On the last day of his travels, old Egbrite Jack finally met the Queen. Lonely and beautiful, radiant and delighted to see the dusty, road-worn pumpkin farmer. As tribute, Jack offered her the sword, but she adamantly refused. Instead, she bid the humble farmer rise and take her hand as king, for his thousand nights on the road had rid all the world of terror and set the kingdom free.

Folk have told the stories of Egbrite Jack and his thousand nights on the haunted roads for generations. Elements of each fable weave a neat, moral tapestry for rearing children. The Sword of Egbrite Jack is often used as a symbol for courage. For if a people can muster a bit of courage, luck will always find them.

The Skull of Leef Lavyndar

Atop the liquor shelf at Wally’s Waffles and Weorgs sits a humble, unassuming skull of Leef Lavydar. Many surmise that it once belonged to a dread foe of Wallace the Freebooter King (ol’ Wally’s pirate alias from his younger days). Many more fail to even give it a second glance. But Wally…he peers up at that skull every morning. He gives it a long, pregnant salute. He says, “How’s the pond lookin’, matey?” And then he lards up the grill for another day of slinging waffles and weorgs.

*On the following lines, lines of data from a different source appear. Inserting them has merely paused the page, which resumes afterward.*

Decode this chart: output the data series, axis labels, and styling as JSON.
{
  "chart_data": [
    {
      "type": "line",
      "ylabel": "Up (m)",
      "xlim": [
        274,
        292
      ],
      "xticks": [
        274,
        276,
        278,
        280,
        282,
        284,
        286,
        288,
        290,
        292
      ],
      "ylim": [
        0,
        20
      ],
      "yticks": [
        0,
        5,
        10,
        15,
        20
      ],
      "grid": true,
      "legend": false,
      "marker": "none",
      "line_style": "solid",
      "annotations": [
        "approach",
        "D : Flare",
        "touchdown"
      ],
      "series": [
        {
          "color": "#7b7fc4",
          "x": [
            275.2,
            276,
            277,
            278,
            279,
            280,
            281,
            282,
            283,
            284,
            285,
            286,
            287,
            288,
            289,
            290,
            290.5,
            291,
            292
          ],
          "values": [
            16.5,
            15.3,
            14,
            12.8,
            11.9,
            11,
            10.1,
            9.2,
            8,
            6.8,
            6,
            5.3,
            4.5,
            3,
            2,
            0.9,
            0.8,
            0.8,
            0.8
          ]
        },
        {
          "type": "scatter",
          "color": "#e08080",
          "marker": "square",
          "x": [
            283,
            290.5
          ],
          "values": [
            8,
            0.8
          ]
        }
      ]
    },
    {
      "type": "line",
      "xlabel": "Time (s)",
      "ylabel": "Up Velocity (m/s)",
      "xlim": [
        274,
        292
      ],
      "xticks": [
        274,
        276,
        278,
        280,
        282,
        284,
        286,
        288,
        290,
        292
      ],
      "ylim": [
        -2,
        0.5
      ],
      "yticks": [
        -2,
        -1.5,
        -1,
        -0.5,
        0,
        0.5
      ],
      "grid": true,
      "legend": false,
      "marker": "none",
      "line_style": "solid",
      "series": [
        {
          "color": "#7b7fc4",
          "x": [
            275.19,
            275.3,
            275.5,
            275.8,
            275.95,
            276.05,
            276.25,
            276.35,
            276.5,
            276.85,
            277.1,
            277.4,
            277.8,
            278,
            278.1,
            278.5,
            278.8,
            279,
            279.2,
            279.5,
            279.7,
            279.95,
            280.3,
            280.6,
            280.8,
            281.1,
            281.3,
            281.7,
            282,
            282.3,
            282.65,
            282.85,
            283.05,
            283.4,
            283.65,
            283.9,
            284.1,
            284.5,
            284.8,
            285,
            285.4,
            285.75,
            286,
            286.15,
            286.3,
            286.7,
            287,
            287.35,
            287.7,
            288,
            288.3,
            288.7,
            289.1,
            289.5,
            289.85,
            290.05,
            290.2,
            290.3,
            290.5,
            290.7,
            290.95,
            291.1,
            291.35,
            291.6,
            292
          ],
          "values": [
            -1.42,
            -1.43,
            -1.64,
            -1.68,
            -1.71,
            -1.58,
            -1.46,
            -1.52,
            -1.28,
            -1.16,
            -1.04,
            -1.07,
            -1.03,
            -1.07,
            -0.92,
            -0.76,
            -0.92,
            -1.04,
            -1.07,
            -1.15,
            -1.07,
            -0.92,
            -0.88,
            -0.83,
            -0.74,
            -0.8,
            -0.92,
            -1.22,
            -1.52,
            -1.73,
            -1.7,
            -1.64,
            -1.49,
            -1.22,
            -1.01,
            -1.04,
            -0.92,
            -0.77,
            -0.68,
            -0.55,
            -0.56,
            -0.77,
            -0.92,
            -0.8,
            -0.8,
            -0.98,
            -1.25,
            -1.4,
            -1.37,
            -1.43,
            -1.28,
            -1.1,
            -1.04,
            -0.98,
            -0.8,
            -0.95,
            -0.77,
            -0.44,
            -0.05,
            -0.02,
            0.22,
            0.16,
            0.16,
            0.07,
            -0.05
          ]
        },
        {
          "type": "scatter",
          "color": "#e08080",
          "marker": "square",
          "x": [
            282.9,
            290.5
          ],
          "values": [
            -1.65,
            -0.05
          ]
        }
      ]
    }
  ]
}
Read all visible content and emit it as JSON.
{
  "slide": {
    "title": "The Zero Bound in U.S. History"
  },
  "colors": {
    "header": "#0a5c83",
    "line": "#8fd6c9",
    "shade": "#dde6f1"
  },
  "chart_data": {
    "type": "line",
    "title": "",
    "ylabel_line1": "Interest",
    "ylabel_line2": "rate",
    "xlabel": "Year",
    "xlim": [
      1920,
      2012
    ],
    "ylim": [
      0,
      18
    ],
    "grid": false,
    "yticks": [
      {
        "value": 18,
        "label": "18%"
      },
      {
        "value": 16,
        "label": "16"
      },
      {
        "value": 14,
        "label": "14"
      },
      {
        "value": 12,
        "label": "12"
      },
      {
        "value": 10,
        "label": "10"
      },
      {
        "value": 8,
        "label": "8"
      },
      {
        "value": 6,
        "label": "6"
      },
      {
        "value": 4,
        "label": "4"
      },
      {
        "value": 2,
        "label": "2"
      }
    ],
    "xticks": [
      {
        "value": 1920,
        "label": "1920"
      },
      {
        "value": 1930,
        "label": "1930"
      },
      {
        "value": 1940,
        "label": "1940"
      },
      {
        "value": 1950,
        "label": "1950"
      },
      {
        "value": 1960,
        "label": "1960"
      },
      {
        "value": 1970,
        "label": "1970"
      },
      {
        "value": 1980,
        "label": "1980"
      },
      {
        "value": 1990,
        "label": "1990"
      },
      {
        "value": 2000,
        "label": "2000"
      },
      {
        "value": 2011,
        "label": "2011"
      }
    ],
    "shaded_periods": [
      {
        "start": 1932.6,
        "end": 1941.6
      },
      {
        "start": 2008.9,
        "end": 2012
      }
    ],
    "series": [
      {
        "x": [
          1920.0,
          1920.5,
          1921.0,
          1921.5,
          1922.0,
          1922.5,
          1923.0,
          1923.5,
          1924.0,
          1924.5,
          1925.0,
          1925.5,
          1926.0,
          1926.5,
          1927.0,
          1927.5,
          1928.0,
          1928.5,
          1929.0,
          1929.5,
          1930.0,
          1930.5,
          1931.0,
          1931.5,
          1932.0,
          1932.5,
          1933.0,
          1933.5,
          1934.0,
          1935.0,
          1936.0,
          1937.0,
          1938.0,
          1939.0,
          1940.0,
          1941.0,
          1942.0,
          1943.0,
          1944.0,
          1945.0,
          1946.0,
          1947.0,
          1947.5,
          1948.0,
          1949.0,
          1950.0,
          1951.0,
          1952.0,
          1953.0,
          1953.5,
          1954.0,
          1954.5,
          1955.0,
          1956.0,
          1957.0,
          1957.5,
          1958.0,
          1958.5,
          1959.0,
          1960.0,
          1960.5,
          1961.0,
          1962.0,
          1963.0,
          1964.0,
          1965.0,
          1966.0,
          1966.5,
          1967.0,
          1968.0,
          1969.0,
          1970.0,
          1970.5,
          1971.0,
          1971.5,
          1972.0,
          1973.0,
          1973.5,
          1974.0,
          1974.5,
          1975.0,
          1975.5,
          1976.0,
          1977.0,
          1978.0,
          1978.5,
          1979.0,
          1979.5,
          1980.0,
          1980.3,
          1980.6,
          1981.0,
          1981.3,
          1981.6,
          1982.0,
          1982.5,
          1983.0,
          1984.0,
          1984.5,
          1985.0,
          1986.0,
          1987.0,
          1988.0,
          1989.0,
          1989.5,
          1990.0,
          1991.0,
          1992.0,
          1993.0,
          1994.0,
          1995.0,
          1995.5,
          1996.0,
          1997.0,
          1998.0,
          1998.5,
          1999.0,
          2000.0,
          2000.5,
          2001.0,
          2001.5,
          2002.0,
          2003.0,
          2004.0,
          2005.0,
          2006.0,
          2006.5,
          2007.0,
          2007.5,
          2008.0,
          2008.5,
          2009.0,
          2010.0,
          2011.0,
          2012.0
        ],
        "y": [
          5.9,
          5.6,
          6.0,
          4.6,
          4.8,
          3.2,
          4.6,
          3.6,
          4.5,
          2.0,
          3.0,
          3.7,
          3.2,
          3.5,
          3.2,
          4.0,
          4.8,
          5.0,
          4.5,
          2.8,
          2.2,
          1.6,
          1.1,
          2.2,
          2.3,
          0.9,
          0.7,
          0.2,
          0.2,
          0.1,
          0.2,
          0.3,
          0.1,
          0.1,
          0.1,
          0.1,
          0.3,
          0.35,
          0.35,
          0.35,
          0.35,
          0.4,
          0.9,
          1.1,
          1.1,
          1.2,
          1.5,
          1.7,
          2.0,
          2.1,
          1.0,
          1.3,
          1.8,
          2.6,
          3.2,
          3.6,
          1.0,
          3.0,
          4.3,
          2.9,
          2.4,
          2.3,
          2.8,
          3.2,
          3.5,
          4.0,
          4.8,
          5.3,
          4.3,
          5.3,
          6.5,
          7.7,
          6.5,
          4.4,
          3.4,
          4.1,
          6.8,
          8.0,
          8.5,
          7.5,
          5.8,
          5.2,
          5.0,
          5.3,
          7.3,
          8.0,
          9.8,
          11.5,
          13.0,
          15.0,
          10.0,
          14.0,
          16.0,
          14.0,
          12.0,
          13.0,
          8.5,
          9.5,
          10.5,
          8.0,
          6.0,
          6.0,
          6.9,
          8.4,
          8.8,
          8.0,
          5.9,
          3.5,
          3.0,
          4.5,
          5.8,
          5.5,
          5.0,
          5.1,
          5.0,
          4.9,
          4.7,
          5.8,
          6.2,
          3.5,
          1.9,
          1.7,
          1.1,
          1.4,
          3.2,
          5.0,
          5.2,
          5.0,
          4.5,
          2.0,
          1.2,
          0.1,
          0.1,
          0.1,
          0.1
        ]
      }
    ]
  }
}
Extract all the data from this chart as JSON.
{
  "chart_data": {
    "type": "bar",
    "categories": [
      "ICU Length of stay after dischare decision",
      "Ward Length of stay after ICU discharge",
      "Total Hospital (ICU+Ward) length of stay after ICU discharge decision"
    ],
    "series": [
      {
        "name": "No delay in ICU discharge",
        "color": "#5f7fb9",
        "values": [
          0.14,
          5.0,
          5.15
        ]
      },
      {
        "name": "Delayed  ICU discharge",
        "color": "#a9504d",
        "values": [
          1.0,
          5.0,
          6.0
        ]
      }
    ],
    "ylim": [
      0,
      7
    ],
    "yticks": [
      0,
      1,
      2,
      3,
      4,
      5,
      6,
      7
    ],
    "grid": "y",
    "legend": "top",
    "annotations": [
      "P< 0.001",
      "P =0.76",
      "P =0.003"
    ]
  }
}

Wally knew the moment it happened that he’d have to hang up the plank for good. One minute Leef Lavyndar was cracking wise, arguing over an errant dice throw in a high stakes game of Roogledeek, the next his head rolled down into the cargo hold, clean-cut decapitated by the assassins of Ulfrex the Cruel, Lord Marshal of Maax.

A bloody-handed battle atop the deck of The Scarlet Scallywagon claimed the lives of forty men. In the end, the assassins were drawn, quartered, and fed to the ivory-spotted octopi of Barnaby Bay. But knowing that Ulfrex would stop at nothing to retrieve his stolen treasure, Wally renounced his captaincy, forsook his beloved ship and all his worldly possessions (save the treasure), and carried the skull of his best friend and first mate Leef Lavyndar to the site of his new restaurant.